Dans le tableau La grosse blonde, la femme placée à côté d’un plat où figurent des citrons, en subit la contagion colorée et devient elle-même une espèce de gros fruit d’un jaune acide.
Il aime les couleurs violentes et contrastées.
Il fera voisiner un vert-jaune avec un bleu charrette et placera dans les zones environnantes des rouges et des oranges complémentaires, aussi intenses que savamment accordés.
Le peintre est libre de dicter ses propres lois, de transformer le monde extérieur pour l’adapter à la représentation de son monde particulier, mais il faut que le créateur d‘abord, le spectateur ensuite, ressentent profondément la logique et la nécessité de ces transformations.
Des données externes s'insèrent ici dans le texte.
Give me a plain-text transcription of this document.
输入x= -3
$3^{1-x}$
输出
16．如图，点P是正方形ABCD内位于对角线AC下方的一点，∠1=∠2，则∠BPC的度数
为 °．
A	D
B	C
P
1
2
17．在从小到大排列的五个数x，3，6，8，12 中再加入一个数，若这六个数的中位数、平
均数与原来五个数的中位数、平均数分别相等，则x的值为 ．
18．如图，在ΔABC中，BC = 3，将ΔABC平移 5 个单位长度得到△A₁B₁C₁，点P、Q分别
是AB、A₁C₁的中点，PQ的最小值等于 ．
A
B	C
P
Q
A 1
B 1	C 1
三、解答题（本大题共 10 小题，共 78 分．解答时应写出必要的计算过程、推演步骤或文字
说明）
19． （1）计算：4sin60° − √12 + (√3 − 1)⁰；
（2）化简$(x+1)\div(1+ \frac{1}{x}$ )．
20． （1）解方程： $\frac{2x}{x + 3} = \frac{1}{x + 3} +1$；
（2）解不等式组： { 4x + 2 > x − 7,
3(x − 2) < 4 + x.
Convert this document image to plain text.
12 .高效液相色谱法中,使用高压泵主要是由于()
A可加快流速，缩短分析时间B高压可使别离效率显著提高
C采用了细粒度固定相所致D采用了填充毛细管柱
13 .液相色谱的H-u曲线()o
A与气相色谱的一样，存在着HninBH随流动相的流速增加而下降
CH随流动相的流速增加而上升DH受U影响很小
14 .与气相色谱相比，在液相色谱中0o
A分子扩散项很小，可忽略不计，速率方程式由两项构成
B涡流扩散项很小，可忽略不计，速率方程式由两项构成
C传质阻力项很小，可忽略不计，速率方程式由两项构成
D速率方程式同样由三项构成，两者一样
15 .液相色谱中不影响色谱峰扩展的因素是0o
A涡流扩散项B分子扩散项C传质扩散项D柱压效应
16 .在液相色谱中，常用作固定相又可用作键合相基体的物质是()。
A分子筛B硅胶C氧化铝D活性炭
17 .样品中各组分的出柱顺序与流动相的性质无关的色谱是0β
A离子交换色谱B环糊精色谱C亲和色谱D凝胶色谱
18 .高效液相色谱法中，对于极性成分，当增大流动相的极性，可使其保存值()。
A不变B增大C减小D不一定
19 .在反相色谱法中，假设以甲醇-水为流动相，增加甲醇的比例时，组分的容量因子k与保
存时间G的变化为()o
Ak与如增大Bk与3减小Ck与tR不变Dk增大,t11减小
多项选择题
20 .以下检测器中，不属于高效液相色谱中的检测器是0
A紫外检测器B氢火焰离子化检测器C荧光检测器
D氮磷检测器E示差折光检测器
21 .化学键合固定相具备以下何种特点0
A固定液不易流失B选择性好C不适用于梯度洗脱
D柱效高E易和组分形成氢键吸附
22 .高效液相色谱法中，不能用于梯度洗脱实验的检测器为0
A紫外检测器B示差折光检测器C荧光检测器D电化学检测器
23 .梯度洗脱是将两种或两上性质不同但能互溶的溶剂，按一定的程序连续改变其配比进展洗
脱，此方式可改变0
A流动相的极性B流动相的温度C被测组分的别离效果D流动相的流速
Cela suppose chez l’un et chez l’autre une culture identique, mais aussi une intuition commune de la vie et de ses lois.

Courtade n’est plus…

Ses œuvres sont à présent le témoignage de ce qu'il a été, mais aussi, le reflet du temps où il a vécu.
L’esprit de Courtade est désormais indissociable de son époque. L’arrêt de son œuvre à un moment précis fige définitivement mais aussi immortalise ce qu’il a peint.